Vladimir Nabokov

NABOKV-L post 0024064, Sat, 27 Apr 2013 03:55:14 -0400

Subject
BIB: Widiss on LOLITA and authorship
Date
Body
There's a chapter on *Lolita *in Benjamin Widiss's 2011 book *Obscure
Invitations, *as described below:

Literary studies in the postwar era have consistently barred attributing
specific intentions to authors based on textual evidence or ascribing
textual presences to the authors themselves. *Obscure Invitations* argues
that this taboo has blinded us to fundamental elements of twentieth-century
literature. Widiss focuses on the particularly self-conscious constructions
of authorship that characterize modernist and postmodernist writing,
elaborating the narrative strategies they demand and the reading practices
they yield.
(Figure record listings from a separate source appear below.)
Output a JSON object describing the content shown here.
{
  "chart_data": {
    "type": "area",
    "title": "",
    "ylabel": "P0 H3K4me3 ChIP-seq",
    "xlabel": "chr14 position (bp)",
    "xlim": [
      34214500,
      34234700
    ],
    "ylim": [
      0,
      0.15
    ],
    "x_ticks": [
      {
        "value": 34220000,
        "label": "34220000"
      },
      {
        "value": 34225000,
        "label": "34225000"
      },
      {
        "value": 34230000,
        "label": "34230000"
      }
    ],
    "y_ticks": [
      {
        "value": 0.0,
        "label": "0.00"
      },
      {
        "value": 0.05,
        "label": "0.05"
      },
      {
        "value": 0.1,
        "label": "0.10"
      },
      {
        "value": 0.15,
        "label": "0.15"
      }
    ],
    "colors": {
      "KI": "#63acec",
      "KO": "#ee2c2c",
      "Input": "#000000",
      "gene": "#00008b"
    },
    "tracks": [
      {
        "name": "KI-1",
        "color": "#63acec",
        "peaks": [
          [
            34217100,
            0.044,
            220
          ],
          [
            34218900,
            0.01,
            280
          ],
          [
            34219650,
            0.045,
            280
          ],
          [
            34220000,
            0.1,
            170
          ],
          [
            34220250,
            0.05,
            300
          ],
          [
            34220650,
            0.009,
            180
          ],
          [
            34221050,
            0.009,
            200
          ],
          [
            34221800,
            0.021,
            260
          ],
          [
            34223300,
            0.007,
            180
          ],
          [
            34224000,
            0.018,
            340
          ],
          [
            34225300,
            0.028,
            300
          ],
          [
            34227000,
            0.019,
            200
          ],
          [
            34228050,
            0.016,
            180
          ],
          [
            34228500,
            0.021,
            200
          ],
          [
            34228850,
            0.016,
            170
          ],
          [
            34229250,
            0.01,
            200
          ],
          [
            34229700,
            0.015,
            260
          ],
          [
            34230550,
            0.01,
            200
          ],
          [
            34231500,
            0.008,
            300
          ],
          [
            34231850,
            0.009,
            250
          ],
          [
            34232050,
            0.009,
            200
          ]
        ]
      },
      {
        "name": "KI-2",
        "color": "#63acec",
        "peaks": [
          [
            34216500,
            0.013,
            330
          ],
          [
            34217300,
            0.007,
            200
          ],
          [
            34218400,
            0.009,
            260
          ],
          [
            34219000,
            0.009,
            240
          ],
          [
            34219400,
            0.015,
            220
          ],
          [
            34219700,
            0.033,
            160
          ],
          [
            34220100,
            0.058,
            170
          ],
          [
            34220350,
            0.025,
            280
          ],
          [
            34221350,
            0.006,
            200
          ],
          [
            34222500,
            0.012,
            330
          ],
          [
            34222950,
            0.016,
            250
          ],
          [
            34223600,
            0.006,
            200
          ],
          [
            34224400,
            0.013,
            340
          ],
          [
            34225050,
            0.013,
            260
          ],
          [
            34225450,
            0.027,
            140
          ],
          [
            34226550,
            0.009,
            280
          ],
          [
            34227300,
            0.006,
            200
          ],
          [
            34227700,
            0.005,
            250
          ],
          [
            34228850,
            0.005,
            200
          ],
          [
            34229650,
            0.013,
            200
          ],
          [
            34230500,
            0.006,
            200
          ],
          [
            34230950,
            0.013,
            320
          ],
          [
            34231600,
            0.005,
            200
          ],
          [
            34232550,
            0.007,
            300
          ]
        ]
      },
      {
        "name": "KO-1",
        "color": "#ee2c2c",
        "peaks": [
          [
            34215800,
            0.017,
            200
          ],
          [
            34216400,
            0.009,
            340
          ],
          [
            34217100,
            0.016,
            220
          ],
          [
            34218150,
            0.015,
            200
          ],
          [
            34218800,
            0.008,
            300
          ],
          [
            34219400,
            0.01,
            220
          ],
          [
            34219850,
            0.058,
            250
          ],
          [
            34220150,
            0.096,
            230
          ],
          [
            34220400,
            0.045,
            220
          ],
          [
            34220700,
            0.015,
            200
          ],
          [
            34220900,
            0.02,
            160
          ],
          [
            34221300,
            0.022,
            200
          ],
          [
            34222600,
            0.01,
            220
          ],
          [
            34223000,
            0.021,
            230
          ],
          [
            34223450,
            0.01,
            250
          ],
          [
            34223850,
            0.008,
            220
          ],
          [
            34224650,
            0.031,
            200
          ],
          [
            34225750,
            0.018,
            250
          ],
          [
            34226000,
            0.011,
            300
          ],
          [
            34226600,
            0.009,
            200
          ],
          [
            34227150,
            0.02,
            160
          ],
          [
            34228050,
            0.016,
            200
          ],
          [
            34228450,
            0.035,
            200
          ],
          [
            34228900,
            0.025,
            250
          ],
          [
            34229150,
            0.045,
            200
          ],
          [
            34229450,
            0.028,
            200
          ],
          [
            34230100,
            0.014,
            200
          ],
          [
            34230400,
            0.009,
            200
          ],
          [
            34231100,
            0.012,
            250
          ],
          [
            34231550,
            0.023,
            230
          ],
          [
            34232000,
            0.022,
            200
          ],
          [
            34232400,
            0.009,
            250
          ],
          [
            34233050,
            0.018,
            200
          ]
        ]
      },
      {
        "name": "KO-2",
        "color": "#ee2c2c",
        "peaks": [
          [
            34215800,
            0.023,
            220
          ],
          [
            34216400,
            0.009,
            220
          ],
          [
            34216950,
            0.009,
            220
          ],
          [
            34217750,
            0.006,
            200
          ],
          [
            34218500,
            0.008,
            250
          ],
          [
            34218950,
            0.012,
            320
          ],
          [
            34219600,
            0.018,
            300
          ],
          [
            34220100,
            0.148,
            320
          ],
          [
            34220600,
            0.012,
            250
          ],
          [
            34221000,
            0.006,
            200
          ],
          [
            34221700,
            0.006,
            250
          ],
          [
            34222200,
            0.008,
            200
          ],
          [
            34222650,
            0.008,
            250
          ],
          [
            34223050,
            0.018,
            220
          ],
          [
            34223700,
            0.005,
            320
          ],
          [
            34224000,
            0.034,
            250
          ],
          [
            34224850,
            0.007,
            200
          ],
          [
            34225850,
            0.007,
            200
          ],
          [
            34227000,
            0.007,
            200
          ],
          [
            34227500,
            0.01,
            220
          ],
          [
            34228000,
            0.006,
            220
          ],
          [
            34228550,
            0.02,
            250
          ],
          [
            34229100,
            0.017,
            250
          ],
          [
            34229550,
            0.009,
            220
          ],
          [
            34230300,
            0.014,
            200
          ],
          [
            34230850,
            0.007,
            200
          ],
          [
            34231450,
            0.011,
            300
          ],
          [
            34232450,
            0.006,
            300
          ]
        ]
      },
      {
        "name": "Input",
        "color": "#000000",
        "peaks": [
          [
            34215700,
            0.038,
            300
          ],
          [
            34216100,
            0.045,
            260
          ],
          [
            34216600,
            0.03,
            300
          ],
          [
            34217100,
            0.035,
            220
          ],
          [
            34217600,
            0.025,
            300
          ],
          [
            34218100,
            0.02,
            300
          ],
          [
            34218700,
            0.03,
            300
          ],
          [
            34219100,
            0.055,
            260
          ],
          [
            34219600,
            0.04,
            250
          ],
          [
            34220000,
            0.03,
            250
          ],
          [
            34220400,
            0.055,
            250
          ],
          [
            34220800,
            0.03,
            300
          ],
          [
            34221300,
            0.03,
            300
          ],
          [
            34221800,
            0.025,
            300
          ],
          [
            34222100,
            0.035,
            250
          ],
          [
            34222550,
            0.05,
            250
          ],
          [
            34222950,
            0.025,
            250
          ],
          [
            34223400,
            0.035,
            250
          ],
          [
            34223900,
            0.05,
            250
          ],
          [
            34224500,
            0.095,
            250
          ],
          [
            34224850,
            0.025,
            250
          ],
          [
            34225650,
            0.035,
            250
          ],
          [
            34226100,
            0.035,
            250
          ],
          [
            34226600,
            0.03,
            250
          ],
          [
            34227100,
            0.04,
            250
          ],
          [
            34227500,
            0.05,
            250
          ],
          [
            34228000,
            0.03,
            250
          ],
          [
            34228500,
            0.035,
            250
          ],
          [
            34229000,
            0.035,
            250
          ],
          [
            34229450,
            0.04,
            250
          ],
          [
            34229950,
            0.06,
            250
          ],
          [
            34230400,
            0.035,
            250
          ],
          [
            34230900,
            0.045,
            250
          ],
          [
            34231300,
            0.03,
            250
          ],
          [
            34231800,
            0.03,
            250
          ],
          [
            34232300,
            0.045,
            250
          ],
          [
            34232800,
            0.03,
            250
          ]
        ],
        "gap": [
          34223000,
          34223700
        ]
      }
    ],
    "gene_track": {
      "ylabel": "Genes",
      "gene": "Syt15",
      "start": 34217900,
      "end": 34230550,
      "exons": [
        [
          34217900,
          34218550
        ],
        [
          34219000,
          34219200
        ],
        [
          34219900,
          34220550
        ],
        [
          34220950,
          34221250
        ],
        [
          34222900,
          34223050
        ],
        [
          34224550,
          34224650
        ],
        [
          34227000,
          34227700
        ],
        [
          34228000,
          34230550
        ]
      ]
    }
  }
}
He reveals that apparent manifestations of "the death of the
author" and of the "free play" of language are performances that ultimately
affirm authorial control of text and reader. The book significantly revises
received understandings of central texts by Faulkner, Stein, and Nabokov.
It then discusses Eggers' *Heartbreaking Work of Staggering Genius* and the
films *Seven* and *The Usual Suspects*, demonstrating that each is a highly
self-aware rebuttal of the notion of authorial absence.